Zaman, Allah-ü Teâlâ’nın insana bahşettiği, hikmeti gereği belli bir süre tayin ettiği ömürdür. Ömür, insanın dünya hayatındaki sermayesidir. Şafağı söken her gün şöyle seslenir: “Ey Âdemoğlu! Ben Allah’ın yarattığı yeni bir günüm ve yaptığın amellere şahidim. Öyleyse benden azığını temin et, zira kıyamete dek bir daha geri dönmeyeceğim.”[9]. Asr Suresi’nde önemine dikkat çekmek için zamana yemin edilir: “Asra yemin ederim ki, insan gerçekten ziyan içindedir. Bundan ancak iman edip salih ameller işleyenler, birbirlerine hakkı ve sabrı tavsiye edenler müstesnadır.” Vakit en büyük sorumluluktur. Resulullah (s.a.v) şöyle buyurmuştur: “Kul kıyamet günü ömrünü ne uğurda tükettiğinden, ilmi ile ne amel ettiğinden, malını nereden kazanıp, nereye harcadığından ve bedenini nerede eskittiğinden hesaba çekilmedikçe bir adım dahi atamaz.” (Tirmizi, 2417)

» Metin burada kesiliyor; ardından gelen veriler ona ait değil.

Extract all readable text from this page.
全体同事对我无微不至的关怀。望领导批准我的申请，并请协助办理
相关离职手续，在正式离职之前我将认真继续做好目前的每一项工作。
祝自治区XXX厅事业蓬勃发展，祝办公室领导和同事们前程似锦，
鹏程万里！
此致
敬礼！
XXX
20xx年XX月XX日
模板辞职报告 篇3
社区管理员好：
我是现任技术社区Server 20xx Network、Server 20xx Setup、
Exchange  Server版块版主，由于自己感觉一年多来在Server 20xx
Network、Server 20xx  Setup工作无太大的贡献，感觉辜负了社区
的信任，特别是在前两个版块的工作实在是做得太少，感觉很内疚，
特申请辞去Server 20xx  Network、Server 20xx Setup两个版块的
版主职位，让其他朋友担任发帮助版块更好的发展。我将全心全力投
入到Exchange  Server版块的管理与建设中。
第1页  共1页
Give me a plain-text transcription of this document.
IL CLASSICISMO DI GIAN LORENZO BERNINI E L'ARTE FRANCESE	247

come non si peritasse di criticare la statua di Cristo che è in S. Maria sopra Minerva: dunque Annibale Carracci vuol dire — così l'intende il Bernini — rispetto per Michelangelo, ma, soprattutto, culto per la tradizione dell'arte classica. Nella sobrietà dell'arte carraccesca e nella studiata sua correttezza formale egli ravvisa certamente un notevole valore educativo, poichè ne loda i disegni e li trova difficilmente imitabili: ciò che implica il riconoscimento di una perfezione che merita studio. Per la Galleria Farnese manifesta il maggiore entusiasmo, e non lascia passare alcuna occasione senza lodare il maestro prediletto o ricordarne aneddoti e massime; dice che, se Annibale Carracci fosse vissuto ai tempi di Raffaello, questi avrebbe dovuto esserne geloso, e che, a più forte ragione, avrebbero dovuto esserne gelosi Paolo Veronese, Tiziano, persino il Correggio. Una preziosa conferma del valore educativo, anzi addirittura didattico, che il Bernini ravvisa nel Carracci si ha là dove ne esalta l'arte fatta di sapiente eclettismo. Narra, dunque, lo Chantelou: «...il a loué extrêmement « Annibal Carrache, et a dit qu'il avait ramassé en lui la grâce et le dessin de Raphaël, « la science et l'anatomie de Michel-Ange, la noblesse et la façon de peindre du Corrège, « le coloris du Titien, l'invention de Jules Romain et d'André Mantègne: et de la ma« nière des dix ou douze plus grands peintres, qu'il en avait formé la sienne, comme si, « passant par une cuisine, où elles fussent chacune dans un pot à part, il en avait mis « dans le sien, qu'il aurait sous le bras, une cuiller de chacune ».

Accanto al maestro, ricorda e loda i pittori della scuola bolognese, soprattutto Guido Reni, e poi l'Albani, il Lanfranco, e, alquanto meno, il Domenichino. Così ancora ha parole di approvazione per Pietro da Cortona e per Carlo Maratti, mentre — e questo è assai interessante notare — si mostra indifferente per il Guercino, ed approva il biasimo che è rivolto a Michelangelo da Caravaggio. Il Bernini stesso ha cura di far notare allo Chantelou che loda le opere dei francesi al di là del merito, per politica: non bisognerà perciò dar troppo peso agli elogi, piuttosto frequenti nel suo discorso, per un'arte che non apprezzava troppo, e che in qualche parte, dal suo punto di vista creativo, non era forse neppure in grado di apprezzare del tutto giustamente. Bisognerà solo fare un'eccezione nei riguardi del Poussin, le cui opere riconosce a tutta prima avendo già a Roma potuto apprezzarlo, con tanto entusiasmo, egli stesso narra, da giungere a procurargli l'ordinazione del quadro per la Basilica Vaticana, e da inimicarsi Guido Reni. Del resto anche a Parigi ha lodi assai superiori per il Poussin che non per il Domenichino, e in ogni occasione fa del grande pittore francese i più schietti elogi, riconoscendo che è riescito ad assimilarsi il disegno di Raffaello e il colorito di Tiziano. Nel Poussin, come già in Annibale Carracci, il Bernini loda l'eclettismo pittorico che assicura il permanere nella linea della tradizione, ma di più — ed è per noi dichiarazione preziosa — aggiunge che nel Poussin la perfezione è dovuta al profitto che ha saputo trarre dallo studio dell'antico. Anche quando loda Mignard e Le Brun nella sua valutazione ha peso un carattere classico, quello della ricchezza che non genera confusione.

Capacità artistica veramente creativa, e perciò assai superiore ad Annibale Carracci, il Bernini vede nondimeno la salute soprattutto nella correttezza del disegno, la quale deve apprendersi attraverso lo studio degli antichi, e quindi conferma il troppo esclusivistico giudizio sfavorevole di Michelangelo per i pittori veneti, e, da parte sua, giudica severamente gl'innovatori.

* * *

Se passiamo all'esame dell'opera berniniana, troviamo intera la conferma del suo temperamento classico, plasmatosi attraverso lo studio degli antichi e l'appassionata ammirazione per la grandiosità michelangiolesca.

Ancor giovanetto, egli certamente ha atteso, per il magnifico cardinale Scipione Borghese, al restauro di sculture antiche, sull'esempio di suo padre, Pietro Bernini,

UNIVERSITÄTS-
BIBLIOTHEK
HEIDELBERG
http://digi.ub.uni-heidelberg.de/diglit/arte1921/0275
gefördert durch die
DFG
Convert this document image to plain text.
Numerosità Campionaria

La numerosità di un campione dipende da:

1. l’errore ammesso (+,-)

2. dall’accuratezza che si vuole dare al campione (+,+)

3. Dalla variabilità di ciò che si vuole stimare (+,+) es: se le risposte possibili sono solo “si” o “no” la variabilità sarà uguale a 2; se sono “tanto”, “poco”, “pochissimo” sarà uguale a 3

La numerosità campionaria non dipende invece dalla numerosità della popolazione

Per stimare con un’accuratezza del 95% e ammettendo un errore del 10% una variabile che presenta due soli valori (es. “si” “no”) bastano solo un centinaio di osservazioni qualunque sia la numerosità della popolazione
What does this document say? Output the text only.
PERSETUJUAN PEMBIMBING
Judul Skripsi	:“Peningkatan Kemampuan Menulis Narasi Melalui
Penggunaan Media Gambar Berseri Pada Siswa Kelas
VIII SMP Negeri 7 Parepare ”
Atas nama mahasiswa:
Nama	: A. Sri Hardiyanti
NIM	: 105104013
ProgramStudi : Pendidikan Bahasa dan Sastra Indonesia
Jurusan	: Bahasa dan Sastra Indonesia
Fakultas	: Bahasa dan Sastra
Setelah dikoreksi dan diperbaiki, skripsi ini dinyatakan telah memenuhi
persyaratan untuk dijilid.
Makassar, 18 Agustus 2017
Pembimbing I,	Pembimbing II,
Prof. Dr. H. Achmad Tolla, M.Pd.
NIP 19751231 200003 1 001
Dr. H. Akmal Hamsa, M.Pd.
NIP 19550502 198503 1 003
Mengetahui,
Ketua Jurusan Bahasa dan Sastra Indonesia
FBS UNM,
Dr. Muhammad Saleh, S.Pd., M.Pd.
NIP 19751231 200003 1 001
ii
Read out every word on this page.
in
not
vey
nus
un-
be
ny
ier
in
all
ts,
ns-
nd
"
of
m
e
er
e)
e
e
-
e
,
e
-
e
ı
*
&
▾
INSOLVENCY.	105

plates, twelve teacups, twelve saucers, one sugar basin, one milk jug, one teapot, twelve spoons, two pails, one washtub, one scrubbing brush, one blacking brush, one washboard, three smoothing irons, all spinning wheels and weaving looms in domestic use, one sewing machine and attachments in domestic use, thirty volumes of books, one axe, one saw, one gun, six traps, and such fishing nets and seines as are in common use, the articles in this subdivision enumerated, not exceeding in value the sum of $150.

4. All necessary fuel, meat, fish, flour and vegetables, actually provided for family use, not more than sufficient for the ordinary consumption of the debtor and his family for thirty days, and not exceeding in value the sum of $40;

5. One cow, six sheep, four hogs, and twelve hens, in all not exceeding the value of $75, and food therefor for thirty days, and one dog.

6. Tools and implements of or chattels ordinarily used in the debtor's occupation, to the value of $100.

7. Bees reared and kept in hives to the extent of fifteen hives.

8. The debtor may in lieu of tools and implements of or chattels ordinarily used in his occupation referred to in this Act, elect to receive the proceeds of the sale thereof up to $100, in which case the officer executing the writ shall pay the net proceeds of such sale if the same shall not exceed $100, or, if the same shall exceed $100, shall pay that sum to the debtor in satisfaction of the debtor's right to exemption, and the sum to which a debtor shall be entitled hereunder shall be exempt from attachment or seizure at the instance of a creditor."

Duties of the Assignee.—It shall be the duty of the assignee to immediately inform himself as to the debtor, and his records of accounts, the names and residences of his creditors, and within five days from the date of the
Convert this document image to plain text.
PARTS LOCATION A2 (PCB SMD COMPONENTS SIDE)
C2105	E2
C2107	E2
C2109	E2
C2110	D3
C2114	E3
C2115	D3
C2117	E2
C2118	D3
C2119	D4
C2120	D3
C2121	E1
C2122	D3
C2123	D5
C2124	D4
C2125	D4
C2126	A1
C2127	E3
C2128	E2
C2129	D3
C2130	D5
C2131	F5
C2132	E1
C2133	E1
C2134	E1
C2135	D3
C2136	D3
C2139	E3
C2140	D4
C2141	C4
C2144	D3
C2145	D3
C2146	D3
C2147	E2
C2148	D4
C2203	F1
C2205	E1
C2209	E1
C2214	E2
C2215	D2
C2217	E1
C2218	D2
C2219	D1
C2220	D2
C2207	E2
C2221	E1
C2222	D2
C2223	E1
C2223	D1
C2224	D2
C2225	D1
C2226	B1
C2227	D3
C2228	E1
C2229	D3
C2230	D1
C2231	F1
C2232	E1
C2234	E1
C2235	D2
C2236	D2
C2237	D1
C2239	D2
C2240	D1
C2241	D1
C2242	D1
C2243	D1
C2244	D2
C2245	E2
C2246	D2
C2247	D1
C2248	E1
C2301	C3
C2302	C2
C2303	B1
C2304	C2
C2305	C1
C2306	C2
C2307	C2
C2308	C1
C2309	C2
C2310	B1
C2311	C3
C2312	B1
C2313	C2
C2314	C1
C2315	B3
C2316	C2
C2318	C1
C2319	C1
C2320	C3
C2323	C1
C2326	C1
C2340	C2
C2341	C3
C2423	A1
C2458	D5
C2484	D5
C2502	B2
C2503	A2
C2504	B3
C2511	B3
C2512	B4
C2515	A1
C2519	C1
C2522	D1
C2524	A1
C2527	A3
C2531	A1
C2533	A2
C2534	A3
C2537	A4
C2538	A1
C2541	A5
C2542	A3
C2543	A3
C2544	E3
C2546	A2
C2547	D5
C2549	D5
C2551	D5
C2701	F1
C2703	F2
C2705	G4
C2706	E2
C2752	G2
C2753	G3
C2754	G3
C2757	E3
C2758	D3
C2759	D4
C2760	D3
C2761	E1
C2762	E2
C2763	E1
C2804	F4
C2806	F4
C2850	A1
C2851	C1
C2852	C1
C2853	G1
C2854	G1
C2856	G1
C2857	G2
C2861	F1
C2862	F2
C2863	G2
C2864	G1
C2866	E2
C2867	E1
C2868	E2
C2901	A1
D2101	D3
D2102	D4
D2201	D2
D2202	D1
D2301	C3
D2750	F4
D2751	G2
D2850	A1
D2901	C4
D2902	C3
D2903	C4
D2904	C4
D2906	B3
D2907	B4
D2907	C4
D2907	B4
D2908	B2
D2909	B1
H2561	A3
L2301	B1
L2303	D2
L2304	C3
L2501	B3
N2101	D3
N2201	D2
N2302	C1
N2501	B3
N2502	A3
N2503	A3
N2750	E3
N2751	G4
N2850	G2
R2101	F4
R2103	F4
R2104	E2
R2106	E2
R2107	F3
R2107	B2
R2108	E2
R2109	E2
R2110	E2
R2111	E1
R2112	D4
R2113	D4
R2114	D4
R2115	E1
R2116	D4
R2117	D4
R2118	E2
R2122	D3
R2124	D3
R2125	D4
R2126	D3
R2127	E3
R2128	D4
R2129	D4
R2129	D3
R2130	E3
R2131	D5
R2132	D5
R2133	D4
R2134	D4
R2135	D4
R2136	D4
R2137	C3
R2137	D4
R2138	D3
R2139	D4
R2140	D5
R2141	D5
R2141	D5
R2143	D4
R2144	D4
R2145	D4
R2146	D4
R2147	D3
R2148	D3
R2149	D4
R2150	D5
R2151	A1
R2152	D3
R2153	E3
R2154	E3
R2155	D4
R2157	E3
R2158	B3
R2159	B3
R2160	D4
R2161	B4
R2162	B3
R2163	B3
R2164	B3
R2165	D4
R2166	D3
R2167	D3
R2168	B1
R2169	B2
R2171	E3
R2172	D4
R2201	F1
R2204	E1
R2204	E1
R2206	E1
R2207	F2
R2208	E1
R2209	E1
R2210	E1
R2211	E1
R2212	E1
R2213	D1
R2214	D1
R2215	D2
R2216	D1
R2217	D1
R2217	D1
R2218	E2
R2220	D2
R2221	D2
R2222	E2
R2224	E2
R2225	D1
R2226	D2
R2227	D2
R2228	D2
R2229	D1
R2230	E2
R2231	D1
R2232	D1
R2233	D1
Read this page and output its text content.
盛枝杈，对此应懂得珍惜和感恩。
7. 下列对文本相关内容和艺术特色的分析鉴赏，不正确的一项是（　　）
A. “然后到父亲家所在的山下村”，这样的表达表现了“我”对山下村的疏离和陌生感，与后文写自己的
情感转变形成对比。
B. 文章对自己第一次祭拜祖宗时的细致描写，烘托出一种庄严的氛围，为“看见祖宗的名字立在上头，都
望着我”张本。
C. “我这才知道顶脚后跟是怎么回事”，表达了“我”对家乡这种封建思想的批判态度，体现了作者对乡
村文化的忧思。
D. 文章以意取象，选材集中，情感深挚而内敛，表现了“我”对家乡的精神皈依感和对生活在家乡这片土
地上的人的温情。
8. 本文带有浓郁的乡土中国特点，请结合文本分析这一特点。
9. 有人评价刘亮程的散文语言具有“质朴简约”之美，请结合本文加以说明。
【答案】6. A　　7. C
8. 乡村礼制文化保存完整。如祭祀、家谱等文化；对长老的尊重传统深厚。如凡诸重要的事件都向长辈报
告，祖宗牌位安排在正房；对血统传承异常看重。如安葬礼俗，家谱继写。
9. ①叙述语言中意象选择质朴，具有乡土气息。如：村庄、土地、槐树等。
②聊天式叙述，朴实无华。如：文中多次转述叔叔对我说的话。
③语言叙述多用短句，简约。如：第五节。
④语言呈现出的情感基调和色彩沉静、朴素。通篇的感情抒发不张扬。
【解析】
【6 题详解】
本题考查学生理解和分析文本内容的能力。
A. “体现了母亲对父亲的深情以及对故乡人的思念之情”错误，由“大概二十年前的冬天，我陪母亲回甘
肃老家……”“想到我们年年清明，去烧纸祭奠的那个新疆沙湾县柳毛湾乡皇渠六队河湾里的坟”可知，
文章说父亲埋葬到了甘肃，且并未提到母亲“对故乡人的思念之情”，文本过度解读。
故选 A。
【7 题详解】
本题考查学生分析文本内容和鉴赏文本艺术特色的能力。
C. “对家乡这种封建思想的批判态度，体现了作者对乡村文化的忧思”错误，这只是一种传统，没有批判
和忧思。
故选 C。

Sonuç olarak, yazar Muhammed Râtib en-Nâbulsî’ye göre, insan, bahsi geçen bu yedi unsurun tefekküründen uzaklaşıp, dünyayı sadece egosunu tatmin için okursa, hakikate düşmanlık etmesi kaçınılmazdır. İnsan, imandan ve Allah’ı tanıma gayesinden uzaklaşarak, menfaatçi yaklaşımla yaptığı bu okuma sonucunda sahip olduğu ilimle haddi aşar. Öyle ki bu kimse, şanını başkalarının enkazı üzerine, zenginliğini başkalarının fakirliği üzerine, kuvvetini başkalarının zayıflıkları üzerine, izzetini de başkalarının zilleti üzerine inşa eder [10]. “Gerçek şu ki insan kendini yeterli gördüğü için mutlaka haddi aşar.” (Alak, 6-7)
Neden Dünyadayız? Kulun Misyonu isimli bu kitap, yazarın muhtelif yerlerde yapmış olduğu İslami konuşmalarının, dijital ortama taşınmasıyla oluşturulmuştur. Bu sebeple konular hakkında yazarın sistematik, öznel ve derinlikli düşünceleri tam olarak aktarılamamıştır. Eserde başlıklar halinde anlatılmaya çalışılan unsurların her birinin çok derin mânâlara sahip olduğu aşikâr olmasına rağmen çevirmenin sadece konu ile ilgili ayetleri yazması eserin muhteviyatının temel seviyede kalmasına neden olmuştur. Ancak söz konusu unsurlar ile özdeşleştirilen ve dikkat çekilen ayeti kerimelerin hissiyatı okuyucuya hatırı sayılır miktarda aktarılmıştır.